Недослышанные
Что думают о себе и жизни 14-летние?
В России впервые провели инициативный опрос 14-летних. «Огонек» узнал его результаты.
Есть разные интерпретации того, в какое десятилетие мы с вами живем: одни более лестные для власти, другие менее. Но есть в конце концов и не очень еще раскрученные, в частности, в 2018 году наше правительство анонсировало, что до 2027-го будет длиться «Десятилетие детства». Оператором этого перспективного федерального плана является Министерство просвещения, прибегающее к помощи других участников: Общественной палаты, Минтруда и т.д. До недавнего времени программа оставалась в тени, так как ее показатели никак не учитывались в рейтингах эффективности губернаторов и прочих официальных KPI, внимание к которым является жизненно важным для всего бюрократического корпуса. Но демографическая ситуация в стране меняется: рождаемость, по всем прогнозам, будет неизбежно падать, количество детей сокращаться и «детский вопрос» в России внезапно оказывается острым. Достаточно проанализировать последние разговоры президента с главами регионов (например, с нижегородским губернатором Глебом Никитиным), чтобы обнаружить, что «убыль населения», «детские сады», «поддержка семей» и прочее становятся политической повесткой.
С чего начинается детство
Главной проблемой правительства, мешающей как-то функционально вписать детскую тему в свои планы и проекты, является ее неуловимость: как реально и эффективно влиять на демографию — даже для экспертов открытый вопрос, что конкретно конструирует «счастливое детство» — загадка.

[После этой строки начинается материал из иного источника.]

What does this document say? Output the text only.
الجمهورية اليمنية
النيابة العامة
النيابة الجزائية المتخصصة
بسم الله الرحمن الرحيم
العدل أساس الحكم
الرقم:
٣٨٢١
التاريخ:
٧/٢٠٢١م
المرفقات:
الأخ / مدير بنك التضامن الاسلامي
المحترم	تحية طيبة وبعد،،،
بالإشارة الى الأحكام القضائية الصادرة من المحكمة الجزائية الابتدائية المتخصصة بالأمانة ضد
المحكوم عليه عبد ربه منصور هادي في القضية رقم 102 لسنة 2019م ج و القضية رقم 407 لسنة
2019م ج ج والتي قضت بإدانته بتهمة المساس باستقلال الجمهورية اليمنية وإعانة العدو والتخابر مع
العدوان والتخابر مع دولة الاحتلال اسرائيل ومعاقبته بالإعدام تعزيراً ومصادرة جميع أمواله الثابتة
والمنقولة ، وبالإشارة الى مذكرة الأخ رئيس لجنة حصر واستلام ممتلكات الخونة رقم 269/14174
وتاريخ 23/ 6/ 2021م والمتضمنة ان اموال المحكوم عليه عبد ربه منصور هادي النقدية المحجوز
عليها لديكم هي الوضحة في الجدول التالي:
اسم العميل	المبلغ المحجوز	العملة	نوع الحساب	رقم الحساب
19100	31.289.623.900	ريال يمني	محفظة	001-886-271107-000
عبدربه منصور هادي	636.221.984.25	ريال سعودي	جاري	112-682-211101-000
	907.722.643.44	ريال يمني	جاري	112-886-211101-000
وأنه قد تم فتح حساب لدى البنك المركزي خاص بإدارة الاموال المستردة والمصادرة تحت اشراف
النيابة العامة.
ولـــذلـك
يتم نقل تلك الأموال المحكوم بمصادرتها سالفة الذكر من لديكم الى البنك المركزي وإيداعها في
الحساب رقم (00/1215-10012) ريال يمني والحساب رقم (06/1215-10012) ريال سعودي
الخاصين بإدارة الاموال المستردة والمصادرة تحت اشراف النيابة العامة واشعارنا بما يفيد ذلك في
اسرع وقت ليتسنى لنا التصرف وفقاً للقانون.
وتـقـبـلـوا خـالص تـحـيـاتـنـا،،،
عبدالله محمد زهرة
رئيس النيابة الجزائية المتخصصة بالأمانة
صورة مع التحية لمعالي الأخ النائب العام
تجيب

За рубежом для поиска ответа на последний вопрос принято рассчитывать так называемые «Индексы детства», построенные по разнообразным шкалам и методикам. Преимущественно они опираются на объективные статистические данные, подкрепленные отдельными школьными опросами, и т.д. В любом случае основу этих индексов составляет кропотливо собранная эмпирика, которой в России недостает. И все равно всегда остается интрига: насколько собранные нами данные соответствуют реальному самочувствию детей и подростков.
Казалось бы, можно зайти с другого конца — попробовать составить «Индекс субъективного детского благополучия», то есть опросить напрямую детей. В федеральном плане «Десятилетия детства» эта задача была поставлена во главу угла: во всех документах указывается, что нам «нужно услышать голос детства», нельзя за детей решать, счастливы они или нет, давайте узнаем у них, чего недостает нашему младшему поколению… Повторять эти мантры про «клиентоориентированность», а в данном случае детскоцентрированность можно сколь угодно долго, так и не придумав, как решить указанную задачу. На пути любого социолога, решившегося-таки спросить о чем-то ребенка, тут же встают три методологические проблемы, которые мы обсуждали, в частности, с одним из инициаторов исследования — Фондом Тимченко — в надежде их как-то преодолеть. Во-первых, непонятно, как (в какой обстановке) говорить с ребенком, чтобы он рассказывал о себе, а не транслировал чужое мнение о нем самом (родителя, учителя); во-вторых, как говорить с ребенком, не нарушая этических запретов и при этом не увязая в бесконечной череде документов об информированном согласии родителей, законных представителей; в-третьих, как, поговорив с ребенком, оценить степень его благополучия.
Социологическое сообщество очень консервативно: мы до сих пор верим в случайную выборку и ее способность репрезентировать всю страну. Правительство, естественно, ориентируется на консенсус внутри нашего цеха. Однако, опираясь на существующий консенсус, сложно сдвинуть тему субъективного детского благополучия с мертвой точки. Хотя бы потому, что лучший разговор с детьми — это неформальный разговор, ведущийся в процессе игры, в условиях социологического эксперимента, граничащего с авантюрой.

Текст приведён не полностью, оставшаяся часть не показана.